A promise to live a lie

And the dreams we had

Now they make me sad

Astrakhan – Lonesome Cry

Keine glattgebügelte Produktion – und das ist gut so

Dazu brezeln die Gitarren heftig und verzerrt. Es wird bereits mit dem ersten Stück klar: Das ist kein konventioneller, glattgebügelter Progressive Metal. Die Band nennt ihre Musikrichtung denn auch Progressive Sludge Metal – angelehnt an das Sludge-Metal-Genre, dessen wohl bekannteste Vertreter Crowbar sind.

Die Produktion passt sich den harten und düsteren Sounds perfekt an. Sie ist richtig dreckig und 70er-Jahre-mäßig – fast so, als hätten die Künstler eine gehörige Portion Staub auf ihren Instrumenten gehabt. Nicht immer mag ich diese Herangehensweise an Aufnahme-Sessions. Die schwedischen Kollegen Opeth haben manche ihrer letzten Werke ebenfalls mit einer dicken Patina versehen und stießen damit bei mir auf Ablehnung. Aber hier passt es bestens, zumal Sänger Lycke mit seinem Timbre und großen Stimmumfang an Rockröhren aus den “Siebzigern”, etwa Ian Gillan (Deep Purple), erinnert.

Astrakhan - Lonesome Cry/M E 2020(Live)

Auch Song Nummer zwei “Take Me With You” ist ganz von seiner hervorragenden Stimme geprägt und nimmt den Hörer erneut mit in düstere Klang- und Lyrikwelten. Würde die komplette Scheibe in diesem Stil weitergehen, wäre man spätestens nach der Hälfte wohl emotional so fertig, dass man eine Pause einlegen müsste.

Als würde die Gruppe das wissen, ist “What You Resist Will Remain” eine sehr willkommene Auflockerung. Hier wird im Refrain nicht nur der Albumtitel zitiert. Die Gitarren erzeugen sogar einen tanzbaren Rhythmus. Gepaart mit Lyckes fast bluesigem Gesang, ist das sicher einer der Höhepunkte der Platte. Und gerade das Ende mit dem mehrstimmigen Gesang strahlt sogar etwas Fröhlichkeit aus. Kann man sich sehr gut bei einem Live-Konzert vorstellen, wenn im besten Fall dann sogar der ganze Saal mit einstimmt.

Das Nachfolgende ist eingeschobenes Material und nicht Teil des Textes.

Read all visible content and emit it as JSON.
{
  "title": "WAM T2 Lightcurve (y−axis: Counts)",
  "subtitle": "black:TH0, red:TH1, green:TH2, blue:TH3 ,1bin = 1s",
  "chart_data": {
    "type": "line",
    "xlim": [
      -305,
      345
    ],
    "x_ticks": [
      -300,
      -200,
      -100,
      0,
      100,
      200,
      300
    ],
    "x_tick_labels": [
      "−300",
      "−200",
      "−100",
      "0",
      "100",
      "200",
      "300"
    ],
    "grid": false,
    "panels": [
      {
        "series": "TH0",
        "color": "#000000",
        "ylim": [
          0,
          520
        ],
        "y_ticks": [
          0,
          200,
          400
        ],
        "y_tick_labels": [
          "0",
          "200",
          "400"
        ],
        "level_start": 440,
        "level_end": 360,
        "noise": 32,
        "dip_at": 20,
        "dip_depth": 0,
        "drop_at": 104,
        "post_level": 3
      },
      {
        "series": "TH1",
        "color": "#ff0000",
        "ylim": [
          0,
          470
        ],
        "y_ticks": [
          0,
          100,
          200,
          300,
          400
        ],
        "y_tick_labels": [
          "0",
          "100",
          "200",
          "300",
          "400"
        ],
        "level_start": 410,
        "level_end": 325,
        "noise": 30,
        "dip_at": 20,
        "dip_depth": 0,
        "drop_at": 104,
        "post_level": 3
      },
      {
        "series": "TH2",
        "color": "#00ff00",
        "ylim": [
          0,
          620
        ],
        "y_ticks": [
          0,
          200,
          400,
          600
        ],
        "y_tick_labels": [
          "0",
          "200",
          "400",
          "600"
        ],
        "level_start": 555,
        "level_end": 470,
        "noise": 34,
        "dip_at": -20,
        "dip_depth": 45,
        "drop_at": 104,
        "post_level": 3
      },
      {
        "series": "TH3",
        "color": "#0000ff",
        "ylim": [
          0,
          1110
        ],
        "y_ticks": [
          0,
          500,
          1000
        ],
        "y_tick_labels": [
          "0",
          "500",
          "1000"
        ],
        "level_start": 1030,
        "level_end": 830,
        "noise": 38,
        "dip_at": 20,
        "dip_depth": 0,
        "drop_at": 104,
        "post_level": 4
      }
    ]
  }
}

Zu meiner Überraschung habe ich festgestellt, dass Astrakhan durchaus eine etablierte Band sind, die auch bereits ein Live-Album herausgebracht haben. Aber an mir sind sie bisher völlig vorbeigegangen. Das hat sich mit ihrer aktuellen Veröffentlichung glücklicherweise geändert. Ich habe Lust auf mehr bekommen und werde mich jetzt durch ihren Back-Katalog arbeiten.

Absoluter Höhepunkt folgt am Ende

Warum es trotzdem nicht die volle Punktzahl gibt? Weil den nicht minder brillanten “Never Let You Go” und “Youtopia” mit den folgenden beiden Stücken ein kleiner Durchhänger folgt. Glücklicherweise bekommt die Gruppe rechtzeitig die Kurve und zieht beim über neunminütigen Abschlusssong “M.E. 2020” nochmal alle Register ihres großen Könnens.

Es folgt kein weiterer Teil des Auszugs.